The Joseph Slifka Center for Jewish Life at Yale University recently launched a competition to design a new sukkah for this coming Sukkot, a structure that would be beautiful, inspiring and in line with halachic precepts. Having started Slifka’s inaugural artist residency earlier this year, organizers Aviva Green and Rabbi Jason Rubenstein wanted to build on the center’s legacy of fostering Jewish creativity.
“We were talking about what it would look like to have this new sukkah be really focused and grounded in the arts, to not have it be just a functional system that follows all of the rules that it needs to comply with. It’s also an architectural project, an artistic and aesthetic add-on to the space and something that is both grounded in this artistic creative practice and also in sort of the more metaphorical themes that come about,” Green told eJewishPhilanthropy.
Rubenstein told eJP that this idea was inspired by the Sukkah City design competition held in 2010 in New York’s Union Square, which pushed the boundaries of what a sukkah could be, as well as the work of Joey Weisenberg’s Rising Song Institute, which brings together musicians looking for opportunities with communities needing musicians for their mutual benefit.
The project is funded by the Weiss family. The Slifka Center for Jewish Life was not able to disclose the amount of the donation or more information about the Weiss family. The competition has two stages: in the first, applicants submitted a conceptual design and in the second, beginning after June 1, selected finalists will receive $2,500 to produce a detailed design and implementation plan over three months. Sukkot begins on the evening of Sept. 29.
Judges will include Green, Rubenstein and a group of Yale students, sourced through an open call. “We always involve students in this because they will also be the benefactors of the final design,” said Green.
After speaking with an architect, Green and Rubenstein decided to organize a learning session to provide prospective applicants with a clearer idea of potential concepts, mirroring the architectural design process.
This session consisted of a Zoom recording by Slifka’a associate chaplain, Rachel Leiken, who discussed four specific images from the Jewish tradition as a grounding for the questions Slifka wants designers to explore: the clouds of glory, the sukkat shalom (shelter of peace), the inversion of the ephemeral and permanent, and the harvest festival.
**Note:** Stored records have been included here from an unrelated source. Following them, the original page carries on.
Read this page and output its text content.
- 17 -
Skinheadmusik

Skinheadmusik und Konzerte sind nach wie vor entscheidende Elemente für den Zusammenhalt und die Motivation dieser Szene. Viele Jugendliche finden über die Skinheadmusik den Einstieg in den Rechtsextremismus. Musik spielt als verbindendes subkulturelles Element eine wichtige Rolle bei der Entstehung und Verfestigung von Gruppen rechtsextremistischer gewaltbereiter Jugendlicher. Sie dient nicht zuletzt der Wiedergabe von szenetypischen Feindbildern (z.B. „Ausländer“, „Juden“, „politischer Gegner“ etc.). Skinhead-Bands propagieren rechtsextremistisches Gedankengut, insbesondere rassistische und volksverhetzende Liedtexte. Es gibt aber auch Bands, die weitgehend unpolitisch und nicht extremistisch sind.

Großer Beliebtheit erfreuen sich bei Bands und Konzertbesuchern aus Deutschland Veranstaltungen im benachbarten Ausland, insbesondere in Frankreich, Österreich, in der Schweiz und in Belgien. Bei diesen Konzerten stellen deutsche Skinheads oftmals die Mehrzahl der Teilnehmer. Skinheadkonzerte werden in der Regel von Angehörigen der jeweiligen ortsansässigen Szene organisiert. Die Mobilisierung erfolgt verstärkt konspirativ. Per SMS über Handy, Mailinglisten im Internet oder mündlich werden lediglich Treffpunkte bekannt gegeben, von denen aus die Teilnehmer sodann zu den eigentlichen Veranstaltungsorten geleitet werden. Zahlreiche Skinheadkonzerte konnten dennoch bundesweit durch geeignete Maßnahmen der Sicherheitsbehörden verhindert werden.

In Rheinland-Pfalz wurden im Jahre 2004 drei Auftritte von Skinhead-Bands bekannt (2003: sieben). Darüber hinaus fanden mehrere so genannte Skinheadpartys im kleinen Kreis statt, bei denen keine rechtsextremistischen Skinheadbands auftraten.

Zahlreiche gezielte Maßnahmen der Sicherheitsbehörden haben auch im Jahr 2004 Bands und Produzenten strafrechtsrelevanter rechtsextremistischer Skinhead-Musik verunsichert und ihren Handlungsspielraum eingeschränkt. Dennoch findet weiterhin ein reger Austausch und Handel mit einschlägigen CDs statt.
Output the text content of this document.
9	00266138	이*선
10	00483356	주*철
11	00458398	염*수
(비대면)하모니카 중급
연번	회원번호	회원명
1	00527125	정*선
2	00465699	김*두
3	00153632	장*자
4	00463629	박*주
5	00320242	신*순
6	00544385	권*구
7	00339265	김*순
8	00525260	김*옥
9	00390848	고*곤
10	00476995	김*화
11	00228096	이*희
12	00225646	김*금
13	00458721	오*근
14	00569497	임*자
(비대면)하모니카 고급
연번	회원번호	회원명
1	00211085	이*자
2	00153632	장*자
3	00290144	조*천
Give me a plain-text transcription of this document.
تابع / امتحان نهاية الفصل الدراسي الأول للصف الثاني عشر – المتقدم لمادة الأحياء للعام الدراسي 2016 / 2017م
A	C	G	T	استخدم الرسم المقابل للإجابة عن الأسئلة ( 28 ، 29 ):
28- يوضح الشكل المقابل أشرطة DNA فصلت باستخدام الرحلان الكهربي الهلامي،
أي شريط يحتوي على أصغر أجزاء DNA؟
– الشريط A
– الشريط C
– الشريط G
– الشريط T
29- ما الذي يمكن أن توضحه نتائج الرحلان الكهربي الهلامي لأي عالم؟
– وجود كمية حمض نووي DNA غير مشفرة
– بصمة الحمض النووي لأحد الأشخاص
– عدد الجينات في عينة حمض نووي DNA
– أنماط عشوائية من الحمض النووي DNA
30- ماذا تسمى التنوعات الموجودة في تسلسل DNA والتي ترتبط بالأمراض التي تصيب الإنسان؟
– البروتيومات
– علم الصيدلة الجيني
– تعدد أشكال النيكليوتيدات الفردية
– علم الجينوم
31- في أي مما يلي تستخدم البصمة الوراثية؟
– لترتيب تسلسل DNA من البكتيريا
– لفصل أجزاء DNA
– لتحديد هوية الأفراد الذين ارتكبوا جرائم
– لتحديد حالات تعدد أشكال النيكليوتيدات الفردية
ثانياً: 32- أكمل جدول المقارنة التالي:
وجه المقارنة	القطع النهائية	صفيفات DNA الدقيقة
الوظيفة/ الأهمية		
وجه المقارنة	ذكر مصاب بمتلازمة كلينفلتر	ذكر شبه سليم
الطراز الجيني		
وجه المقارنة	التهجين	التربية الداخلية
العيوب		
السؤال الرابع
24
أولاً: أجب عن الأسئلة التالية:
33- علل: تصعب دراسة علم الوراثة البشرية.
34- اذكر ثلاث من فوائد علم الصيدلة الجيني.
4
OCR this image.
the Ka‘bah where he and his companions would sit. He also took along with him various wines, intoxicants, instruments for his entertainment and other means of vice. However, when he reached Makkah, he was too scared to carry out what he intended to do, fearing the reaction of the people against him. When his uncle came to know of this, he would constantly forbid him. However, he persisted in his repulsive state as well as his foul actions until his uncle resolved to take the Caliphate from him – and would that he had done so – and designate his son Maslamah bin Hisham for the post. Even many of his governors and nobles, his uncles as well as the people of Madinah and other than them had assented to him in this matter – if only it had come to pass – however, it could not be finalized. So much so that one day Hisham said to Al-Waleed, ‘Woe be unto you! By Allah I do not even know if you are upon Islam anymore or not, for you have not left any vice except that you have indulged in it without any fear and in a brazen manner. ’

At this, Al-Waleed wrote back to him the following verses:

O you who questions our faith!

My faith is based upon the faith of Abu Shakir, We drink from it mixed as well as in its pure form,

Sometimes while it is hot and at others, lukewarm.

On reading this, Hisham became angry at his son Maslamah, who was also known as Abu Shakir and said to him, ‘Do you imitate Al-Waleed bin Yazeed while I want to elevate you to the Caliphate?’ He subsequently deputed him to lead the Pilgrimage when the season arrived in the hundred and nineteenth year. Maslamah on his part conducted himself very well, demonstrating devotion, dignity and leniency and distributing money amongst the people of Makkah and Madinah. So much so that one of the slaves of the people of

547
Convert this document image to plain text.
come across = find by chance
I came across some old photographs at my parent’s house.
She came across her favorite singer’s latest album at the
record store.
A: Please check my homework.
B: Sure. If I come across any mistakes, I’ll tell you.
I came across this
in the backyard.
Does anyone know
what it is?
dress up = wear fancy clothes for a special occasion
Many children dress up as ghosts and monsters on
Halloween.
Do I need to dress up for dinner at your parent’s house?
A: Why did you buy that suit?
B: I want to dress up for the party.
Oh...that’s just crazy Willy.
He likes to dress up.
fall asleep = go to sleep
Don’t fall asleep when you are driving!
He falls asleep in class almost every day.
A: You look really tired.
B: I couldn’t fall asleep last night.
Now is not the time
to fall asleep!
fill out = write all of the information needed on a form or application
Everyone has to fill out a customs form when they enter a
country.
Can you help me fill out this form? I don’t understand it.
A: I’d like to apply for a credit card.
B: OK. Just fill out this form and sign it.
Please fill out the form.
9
“She talked a lot about the idea of Sukkot as a harvest holiday and what it means to have this temporary dwelling as a part of the harvest,” Green told eJP. “And she also talked about the different ideas of how this building is meant to be temporary. And this sort of like play between a permanent structure and a temporary structure and how that goes into the ways that … people dwell in it and also the way that it’s built.”
Applicants are invited to reflect on how one of these images can be translated into the sukkah structure.
“For example, in the sukkat shalom, the shelter of peace, what would it look like to translate this very sort of lofty and intangible idea of a place of dwelling that is made safe into an actual physical structure?” said Green. “We want people to be thinking about the balance between these kinds of conceptual ideas that go into Sukkot, in the ways that they’re thinking about how that can all get manifested in an actual, real, tangible building that people would be sitting and eating in on our terrace.”
Community members will have an opportunity to further engage with the process through a virtual question-and-answer session with selected finalists.
Entries will be judged on their feasibility – how quickly and easily the sukkah can be assembled and taken down, compliance with traditional sukkah rules and how the conceptual themes are incorporated into the structure.
The winner will need to travel to the Slifka Center in New Haven, Conn. in the fall to begin work on the structure, as the goal is to have it ready before this year’s Sukkot.
In Rubenstein’s view, this type of competition showcases how Slifka conceptualizes the role of a Jewish institution.
“If your definition of what a Hillel is, is an entity that puts on programs for students, you would probably never do anything like this,” he said. “When you start to actually take a step back, we’re stewards of a place… and part of our responsibility to the Jewish community is to actually create ways for artists to create beautiful things that people come to,” he said.
For Rubenstein, a crucial question in assessing the value of Slifka’s work is, “Have we really created the right circumstances in which we are creating a space for something beautiful and meaningful to be created and also finding people who have worked really hard their whole lives to have this talent to get the skills and experience to do that?”